The Indian boarding school’s infamous founder and longtime superintendent was Richard Henry Pratt, a military general. In a speech just three years before Samuel and Edward were taken from their tribal community at Winnebago, he explained why Indian children were being sent to Carlisle

The goal was simple, Pratt said in 1892: “Kill the Indian in him, and save the man.”

According to the Carlisle Indian School Digital Resource Center, a project of Dickinson College in Pennsylvania, Samuel Gilbert died at Carlisle only a month after arriving in the fall of 1895. He was just 19 years old.

Edward Hensley also entered Carlisle in 1895, on the same day as his fellow Winnebago citizen. He died four years later, at the age of 17, according to boarding school records.

Wade Ayers was just 13 years old in the fall of 1903 when he arrived at Carlisle from Catawba homelands in South Carolina. He died just four months later.

Judge Hilton, a nominee of Ronald Reagan who holds senior status at the federal court in Alexandria, did not indicate when he would rule on the government’s motion to dismiss the lawsuit, which the Winnebago Tribe filed in January. He didn’t really ask questions of either side during the proceeding.

“I’ll look at this a little further,” Hilton said at the conclusion of the hearing.

Chairwoman Kitcheyan believes Indian Country made its presence known in the courtroom, where she was joined by the tribe’s vice chair and other tribal leaders and citizens, including a relative of one of the boys who died at Carlisle. She was wearing earrings made in honor of the late Louis LaRose, a prominent Winnebago leader who passed away last November at the age of 81, and worked on beadwork she will be presenting to one of her young nephews.

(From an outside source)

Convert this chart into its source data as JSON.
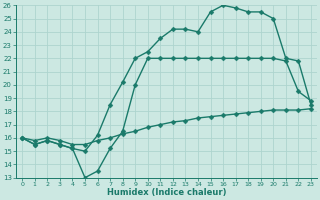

“We came here with present tribal leadership, past tribal leadership,” Kitcheyan said. “We came here with the relatives of our ancestors and they brought their strength and their prayers.”

Victoria Kitcheyan
Victoria Kitcheyan, Chairwoman of the Winnebago Tribe, poses following a hearing at the federal courthouse in Alexandria, Virginia, on July 12, 2024. Photo by Indianz.Com (CC BY-NC-SA 4.0)

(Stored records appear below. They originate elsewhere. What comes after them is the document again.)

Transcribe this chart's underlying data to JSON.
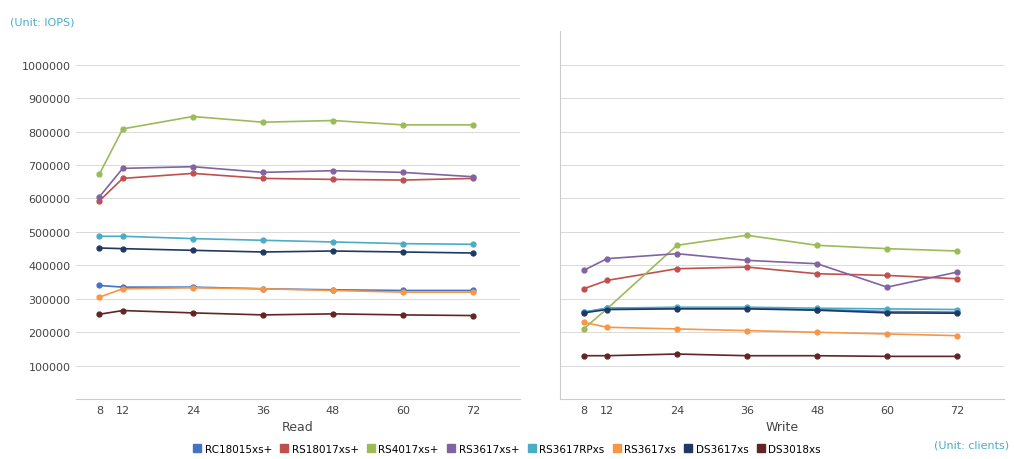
{
  "unit_iops": "(Unit: IOPS)",
  "unit_clients": "(Unit: clients)",
  "xlabel_left": "Read",
  "xlabel_right": "Write",
  "x_ticks": [
    8,
    12,
    24,
    36,
    48,
    60,
    72
  ],
  "ylim": [
    0,
    1100000
  ],
  "yticks": [
    100000,
    200000,
    300000,
    400000,
    500000,
    600000,
    700000,
    800000,
    900000,
    1000000
  ],
  "ytick_labels": [
    "100000",
    "200000",
    "300000",
    "400000",
    "500000",
    "600000",
    "700000",
    "800000",
    "900000",
    "1000000"
  ],
  "series": [
    {
      "name": "RC18015xs+",
      "color": "#4472c4",
      "read": [
        340000,
        335000,
        335000,
        330000,
        327000,
        325000,
        325000
      ],
      "write": [
        260000,
        272000,
        272000,
        272000,
        268000,
        262000,
        260000
      ]
    },
    {
      "name": "RS18017xs+",
      "color": "#c0504d",
      "read": [
        593000,
        660000,
        675000,
        660000,
        657000,
        655000,
        660000
      ],
      "write": [
        330000,
        355000,
        390000,
        395000,
        375000,
        370000,
        360000
      ]
    },
    {
      "name": "RS4017xs+",
      "color": "#9bbb59",
      "read": [
        673000,
        808000,
        845000,
        828000,
        833000,
        820000,
        820000
      ],
      "write": [
        210000,
        270000,
        460000,
        490000,
        460000,
        450000,
        443000
      ]
    },
    {
      "name": "RS3617xs+",
      "color": "#8064a2",
      "read": [
        605000,
        690000,
        695000,
        678000,
        683000,
        678000,
        665000
      ],
      "write": [
        385000,
        420000,
        435000,
        415000,
        405000,
        335000,
        380000
      ]
    },
    {
      "name": "RS3617RPxs",
      "color": "#4bacc6",
      "read": [
        487000,
        487000,
        480000,
        475000,
        470000,
        465000,
        463000
      ],
      "write": [
        260000,
        272000,
        275000,
        275000,
        272000,
        270000,
        268000
      ]
    },
    {
      "name": "RS3617xs",
      "color": "#f79646",
      "read": [
        305000,
        330000,
        333000,
        330000,
        325000,
        320000,
        320000
      ],
      "write": [
        230000,
        215000,
        210000,
        205000,
        200000,
        195000,
        190000
      ]
    },
    {
      "name": "DS3617xs",
      "color": "#1f3864",
      "read": [
        452000,
        450000,
        445000,
        440000,
        443000,
        440000,
        437000
      ],
      "write": [
        258000,
        268000,
        270000,
        270000,
        266000,
        258000,
        257000
      ]
    },
    {
      "name": "DS3018xs",
      "color": "#632523",
      "read": [
        254000,
        265000,
        258000,
        252000,
        255000,
        252000,
        250000
      ],
      "write": [
        130000,
        130000,
        135000,
        130000,
        130000,
        128000,
        128000
      ]
    }
  ]
}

The case comes amid growing attention to the genocidal legacy of Indian boarding schools. Secretary Deb Haaland, who is the first Native person to serve in a presidential cabinet, established the Federal Indian Boarding School Initiative to investigate the role of the Department of the Interior in what has been called one of the darkest chapters in U.S. policy and history.

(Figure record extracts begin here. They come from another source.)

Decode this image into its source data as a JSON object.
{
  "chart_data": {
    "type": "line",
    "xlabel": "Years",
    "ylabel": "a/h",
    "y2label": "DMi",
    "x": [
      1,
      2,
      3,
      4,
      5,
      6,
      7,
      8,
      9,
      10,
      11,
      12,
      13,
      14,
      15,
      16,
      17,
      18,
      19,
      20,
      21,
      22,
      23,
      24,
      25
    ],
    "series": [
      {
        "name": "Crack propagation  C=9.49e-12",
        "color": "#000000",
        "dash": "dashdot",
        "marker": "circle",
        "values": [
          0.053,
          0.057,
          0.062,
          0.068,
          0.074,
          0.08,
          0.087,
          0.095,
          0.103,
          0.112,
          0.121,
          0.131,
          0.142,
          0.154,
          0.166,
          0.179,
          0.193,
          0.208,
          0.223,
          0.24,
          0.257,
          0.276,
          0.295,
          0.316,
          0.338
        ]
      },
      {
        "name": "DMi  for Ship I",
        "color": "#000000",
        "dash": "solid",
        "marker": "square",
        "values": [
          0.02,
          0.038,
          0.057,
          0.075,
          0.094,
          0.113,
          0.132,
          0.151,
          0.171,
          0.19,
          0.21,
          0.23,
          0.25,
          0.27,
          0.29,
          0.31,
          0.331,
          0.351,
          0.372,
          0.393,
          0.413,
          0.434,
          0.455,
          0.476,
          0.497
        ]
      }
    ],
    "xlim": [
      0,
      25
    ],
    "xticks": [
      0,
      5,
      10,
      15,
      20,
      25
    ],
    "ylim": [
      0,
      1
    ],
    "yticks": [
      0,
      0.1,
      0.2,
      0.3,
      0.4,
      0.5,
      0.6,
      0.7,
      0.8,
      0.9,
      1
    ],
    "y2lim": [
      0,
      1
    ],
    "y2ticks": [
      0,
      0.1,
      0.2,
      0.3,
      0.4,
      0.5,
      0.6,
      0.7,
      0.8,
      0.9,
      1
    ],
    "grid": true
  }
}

The federal government wasn’t the only party involved either. Churches and non-profits also participated in the removal of Indian children from their communities, an issue being addressed with bipartisan legislation to create a Truth and Healing Commission on Indian Boarding School Policies to fully examine the ongoing impacts.

“The Winnebago Tribe is in full support of the Truth and Healing Commission and we’ve sent letters of support,” Kitcheyan said.

The Truth and Healing Commission on Indian Boarding School Policies Act is moving forward in the 118th Congress, with versions ready for passage in both the U.S. House of Representatives [H.R.7227] and the U.S. Senate [S.1723]. The House version is led by Rep. Sharice Davids (D-Kansas), a citizen of the Ho-Chunk Nation.

“We’re very thankful for our sister, Sharice Davids from our sister tribe, who’s a part of this work,” Kitcheyan said.

The NAGPRA case is Winnebago Tribe v. Department of the Army.